A typical case was a 7-year-old boy admitted with calf pains and difficulty in walking. Fever, cough, and lethargy had preceded the muscle pain by 5 days. He walked on his toes, the calf muscles were tender, and passive ankle dorsiflexion exacerbated the pain. Muscle tone, power, tendon reflexes, and sensation were normal in all extremities. Abnormal laboratory studies included an elevated creatine kinase (CK) of 4762 U/L (normal, 40-240 U/L), sedimentation rate (ESR) of 12 mm/h (normal, <6), and leukopenia (3.0 × 109). Parainfluenza 3 was isolated from a nasopharyngeal aspirate. Pain resolved within 24 hours after admission, and recovery was complete at 6 day-follow-up.

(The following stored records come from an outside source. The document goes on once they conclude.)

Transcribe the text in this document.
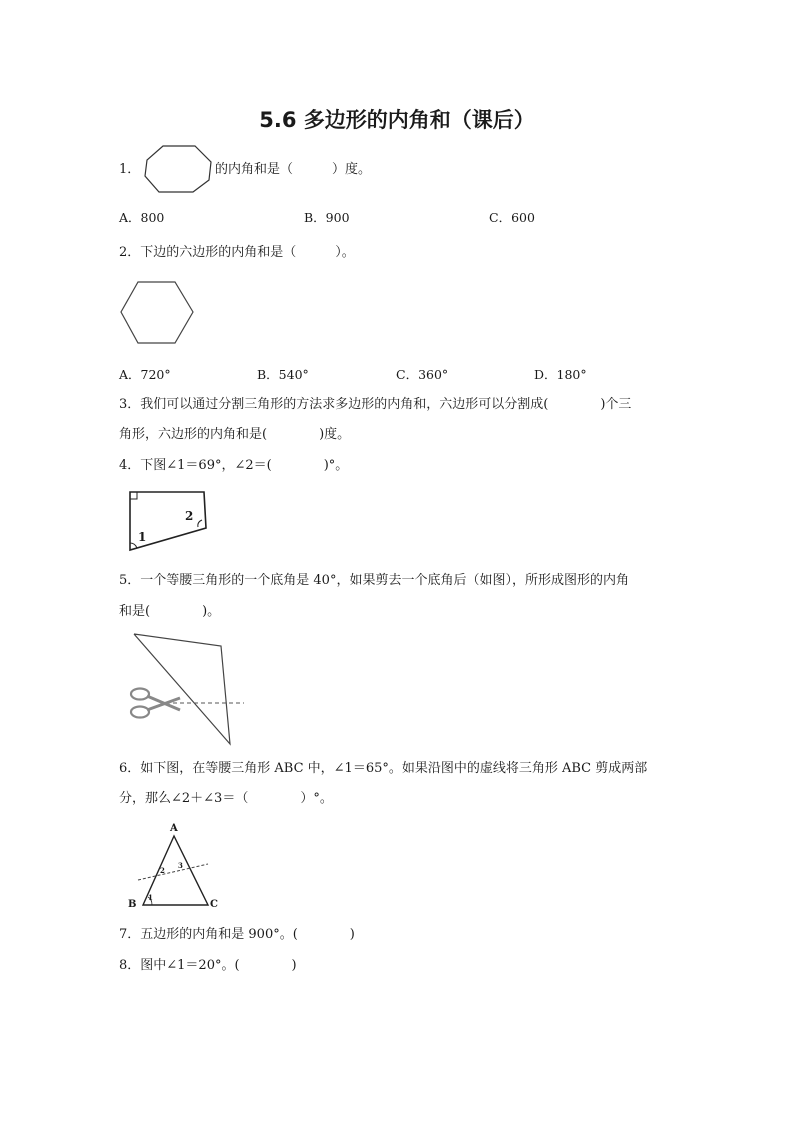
5.6 多边形的内角和（课后）
1．	的内角和是（　　　）度。
A．800	B．900	C．600
2．下边的六边形的内角和是（　　　）。
A．720°	B．540°	C．360°	D．180°
3．我们可以通过分割三角形的方法求多边形的内角和，六边形可以分割成(　　　　)个三
角形，六边形的内角和是(　　　　)度。
4．下图∠1＝69°，∠2＝(　　　　)°。
1
2
5．一个等腰三角形的一个底角是 40°，如果剪去一个底角后（如图），所形成图形的内角
和是(　　　　)。
6．如下图，在等腰三角形 ABC 中，∠1＝65°。如果沿图中的虚线将三角形 ABC 剪成两部
分，那么∠2＋∠3＝（　　　　）°。
A
B	C
1
2
3
7．五边形的内角和是 900°。(　　　　)
8．图中∠1＝20°。(　　　　)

Mean age at onset was 8.1 years. Children were ambulant in 75% of episodes, but gaits were abnormal, on toes or wide-based stiff-legged, with the trunk flexed at the hips and both knees extended. Muscle tenderness was restricted to the gastrocnemius-soleus muscles, and CK was elevated during all episodes. Muscle biopsy in one case revealed active degeneration with necrosis, myophagia, and ghost fiber formation, findings consistent with a viral infection. Symptoms resolved within 1 week, and only 3 had recurrent episodes. Benign acute myositis occurs mainly in boys, almost always in mid-childhood, and in response to a viral infection, especially influenza. 

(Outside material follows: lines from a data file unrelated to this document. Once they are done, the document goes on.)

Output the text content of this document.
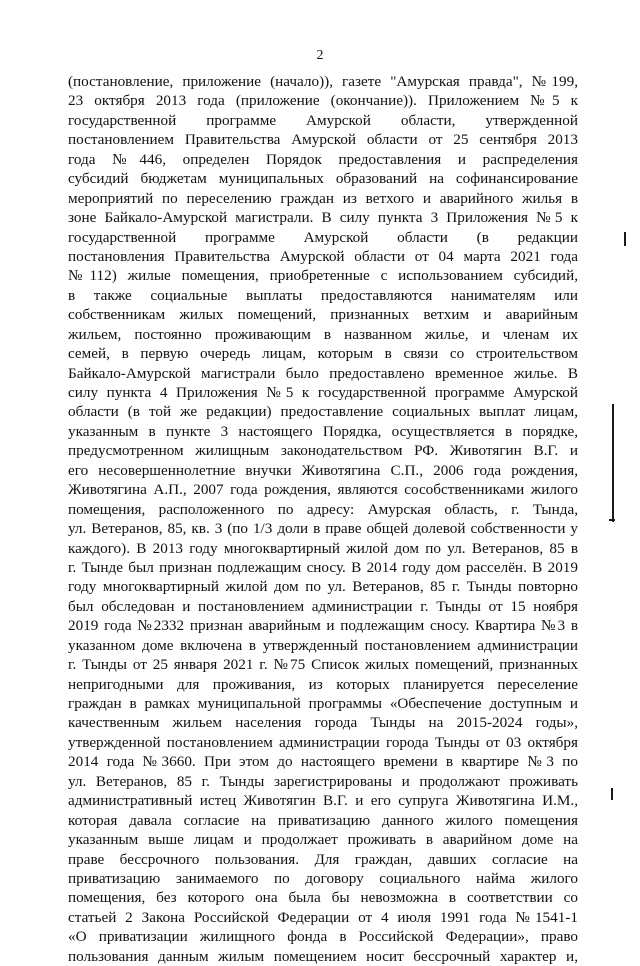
2
(постановление, приложение (начало)), газете "Амурская правда", №199,
23 октября 2013 года (приложение (окончание)). Приложением №5 к
государственной программе Амурской области, утвержденной
постановлением Правительства Амурской области от 25 сентября 2013
года №446, определен Порядок предоставления и распределения
субсидий бюджетам муниципальных образований на софинансирование
мероприятий по переселению граждан из ветхого и аварийного жилья в
зоне Байкало-Амурской магистрали. В силу пункта 3 Приложения №5 к
государственной программе Амурской области (в редакции
постановления Правительства Амурской области от 04 марта 2021 года
№112) жилые помещения, приобретенные с использованием субсидий,
в также социальные выплаты предоставляются нанимателям или
собственникам жилых помещений, признанных ветхим и аварийным
жильем, постоянно проживающим в названном жилье, и членам их
семей, в первую очередь лицам, которым в связи со строительством
Байкало-Амурской магистрали было предоставлено временное жилье. В
силу пункта 4 Приложения №5 к государственной программе Амурской
области (в той же редакции) предоставление социальных выплат лицам,
указанным в пункте 3 настоящего Порядка, осуществляется в порядке,
предусмотренном жилищным законодательством РФ. Животягин В.Г. и
его несовершеннолетние внучки Животягина С.П., 2006 года рождения,
Животягина А.П., 2007 года рождения, являются сособственниками жилого
помещения, расположенного по адресу: Амурская область, г. Тында,
ул. Ветеранов, 85, кв. 3 (по 1/3 доли в праве общей долевой собственности у
каждого). В 2013 году многоквартирный жилой дом по ул. Ветеранов, 85 в
г. Тынде был признан подлежащим сносу. В 2014 году дом расселён. В 2019
году многоквартирный жилой дом по ул. Ветеранов, 85 г. Тынды повторно
был обследован и постановлением администрации г. Тынды от 15 ноября
2019 года №2332 признан аварийным и подлежащим сносу. Квартира №3 в
указанном доме включена в утвержденный постановлением администрации
г. Тынды от 25 января 2021 г. №75 Список жилых помещений, признанных
непригодными для проживания, из которых планируется переселение
граждан в рамках муниципальной программы «Обеспечение доступным и
качественным жильем населения города Тынды на 2015-2024 годы»,
утвержденной постановлением администрации города Тынды от 03 октября
2014 года №3660. При этом до настоящего времени в квартире №3 по
ул. Ветеранов, 85 г. Тынды зарегистрированы и продолжают проживать
административный истец Животягин В.Г. и его супруга Животягина И.М.,
которая давала согласие на приватизацию данного жилого помещения
указанным выше лицам и продолжает проживать в аварийном доме на
праве бессрочного пользования. Для граждан, давших согласие на
приватизацию занимаемого по договору социального найма жилого
помещения, без которого она была бы невозможна в соответствии со
статьей 2 Закона Российской Федерации от 4 июля 1991 года №1541-1
«О приватизации жилищного фонда в Российской Федерации», право
пользования данным жилым помещением носит бессрочный характер и,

COMMENT. This acute childhood muscle disorder, first described by Lundberg A , may initially mimic a more serious cause of limb pain and refusal to walk - Guillain-Barre syndrome. Benign acute childhood myositis (BACM) is differentiated by the normal reflexes, normal muscle power, and elevated CK. The disease is epidemiologically associated with viral outbreaks, especially influenza. Could BACM sometimes explain the idiopathic myositis of childhood referred to as “growing pains?“
Myositis, or inflammatory disease of muscle, may be acute, subacute or chronic and occurs in two main forms: 1) caused by an identified virus (eg influenza), parasite (eg trichinosis), or pyogenic bacterium (eg staphylococcus, streptococcus) and 2) idiopathic but presumed to be inflammatory because of histopathologic changes in the muscle (eg polymyositis, dermatomyositis). Polymyositis is closely related to the rheumatic or connective tissue diseases (rheumatic fever, lupus erythematosus, and polyarteritis nodosa). The muscle biopsy in true myositis is characterized by exudation, infiltration by neutrophilic leukocytes, and by degeneration of parenchymal and interstitial cells . The PCR may now be used to define a viral etiology in cases where the diagnosis is in doubt. In children presenting with BACM, a muscle biopsy is rarely required since the symptoms are acute and remission rapid.